Gawande's article makes no mention of the deleterious effects of defensive medicine or the profit margins of so called "non profit" hospital conglomerates. It makes no mention of physician income decreases or the fact that most physicians these days are employees rather than entrepreneurial private practitioners. No mention about dwindling reimbursements for commonly performed procedures. No mention of medical device manufacturer profit margins. No mention of the fact that 30% of Medicare spending occurs in the last 6 months of a person's life (from a man who wrote "Being Mortal"!) Once again he treats health care spending in a vacuum, completely dependent on individual physician decision making. And once again, what drives that decision making is personal benefit and greed. It is unfair and incomplete. Now in real life I think Dr Gawande is actually a pretty cool, laid back guy. On Twitter he seems pretty chill. He likes decent bands.

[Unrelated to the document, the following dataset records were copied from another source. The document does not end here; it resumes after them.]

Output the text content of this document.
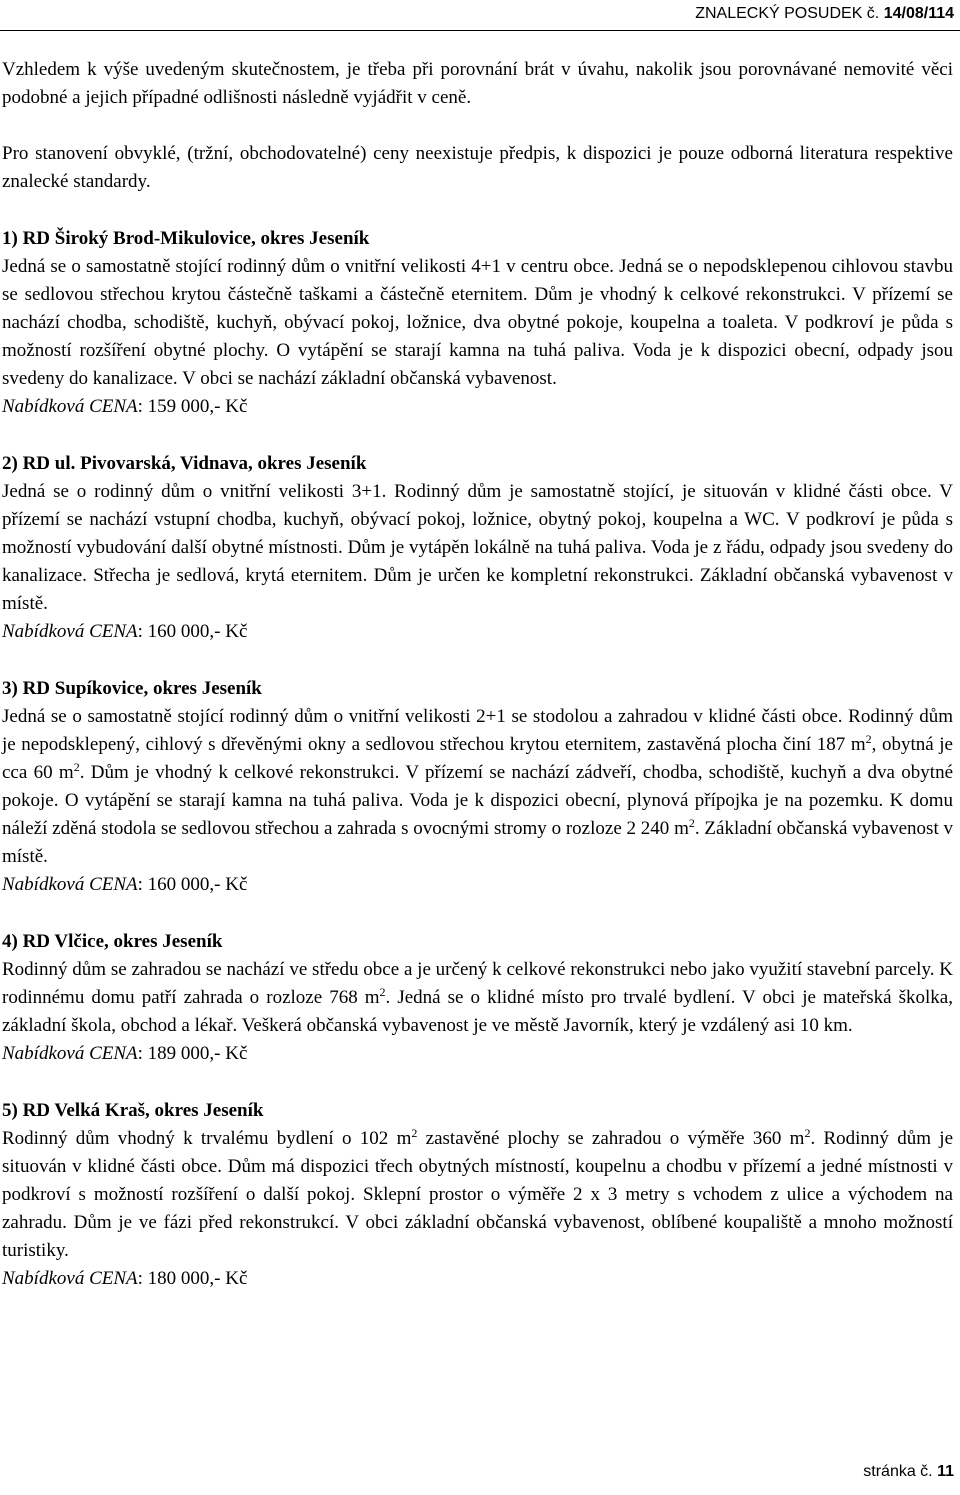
ZNALECKÝ POSUDEK č. 14/08/114

Vzhledem k výše uvedeným skutečnostem, je třeba při porovnání brát v úvahu, nakolik jsou porovnávané nemovité věci podobné a jejich případné odlišnosti následně vyjádřit v ceně.

Pro stanovení obvyklé, (tržní, obchodovatelné) ceny neexistuje předpis, k dispozici je pouze odborná literatura respektive znalecké standardy.

1) RD Široký Brod-Mikulovice, okres Jeseník

Jedná se o samostatně stojící rodinný dům o vnitřní velikosti 4+1 v centru obce. Jedná se o nepodsklepenou cihlovou stavbu se sedlovou střechou krytou částečně taškami a částečně eternitem. Dům je vhodný k celkové rekonstrukci. V přízemí se nachází chodba, schodiště, kuchyň, obývací pokoj, ložnice, dva obytné pokoje, koupelna a toaleta. V podkroví je půda s možností rozšíření obytné plochy. O vytápění se starají kamna na tuhá paliva. Voda je k dispozici obecní, odpady jsou svedeny do kanalizace. V obci se nachází základní občanská vybavenost.

Nabídková CENA: 159 000,- Kč

2) RD ul. Pivovarská, Vidnava, okres Jeseník

Jedná se o rodinný dům o vnitřní velikosti 3+1. Rodinný dům je samostatně stojící, je situován v klidné části obce. V přízemí se nachází vstupní chodba, kuchyň, obývací pokoj, ložnice, obytný pokoj, koupelna a WC. V podkroví je půda s možností vybudování další obytné místnosti. Dům je vytápěn lokálně na tuhá paliva. Voda je z řádu, odpady jsou svedeny do kanalizace. Střecha je sedlová, krytá eternitem. Dům je určen ke kompletní rekonstrukci. Základní občanská vybavenost v místě.

Nabídková CENA: 160 000,- Kč

3) RD Supíkovice, okres Jeseník

Jedná se o samostatně stojící rodinný dům o vnitřní velikosti 2+1 se stodolou a zahradou v klidné části obce. Rodinný dům je nepodsklepený, cihlový s dřevěnými okny a sedlovou střechou krytou eternitem, zastavěná plocha činí 187 $m^2$, obytná je cca 60 $m^2$. Dům je vhodný k celkové rekonstrukci. V přízemí se nachází zádveří, chodba, schodiště, kuchyň a dva obytné pokoje. O vytápění se starají kamna na tuhá paliva. Voda je k dispozici obecní, plynová přípojka je na pozemku. K domu náleží zděná stodola se sedlovou střechou a zahrada s ovocnými stromy o rozloze 2 240 $m^2$. Základní občanská vybavenost v místě.

Nabídková CENA: 160 000,- Kč

4) RD Vlčice, okres Jeseník

Rodinný dům se zahradou se nachází ve středu obce a je určený k celkové rekonstrukci nebo jako využití stavební parcely. K rodinnému domu patří zahrada o rozloze 768 $m^2$. Jedná se o klidné místo pro trvalé bydlení. V obci je mateřská školka, základní škola, obchod a lékař. Veškerá občanská vybavenost je ve městě Javorník, který je vzdálený asi 10 km.

Nabídková CENA: 189 000,- Kč

5) RD Velká Kraš, okres Jeseník

Rodinný dům vhodný k trvalému bydlení o 102 $m^2$ zastavěné plochy se zahradou o výměře 360 $m^2$. Rodinný dům je situován v klidné části obce. Dům má dispozici třech obytných místností, koupelnu a chodbu v přízemí a jedné místnosti v podkroví s možností rozšíření o další pokoj. Sklepní prostor o výměře 2 x 3 metry s vchodem z ulice a východem na zahradu. Dům je ve fázi před rekonstrukcí. V obci základní občanská vybavenost, oblíbené koupaliště a mnoho možností turistiky.

Nabídková CENA: 180 000,- Kč

stránka č. 11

He seems to be intellectually curious, lacks the typical Ivory Tower mega-ego, is honest and open, etc etc. But in these pieces, he is doing a real disservice to his profession. With his cherry picked data and skewed anecdotal-based evidence, he makes it easy for the truly rapacious entities in American health care--- Big Pharma, Medical device makers, Hospital conglomerates, the Health Insurance Industry-- to unequivocally blame and demonize the very professionals who provide the bulk of actual value to our unwieldy system. I wish Dr Gawande would stop doing that.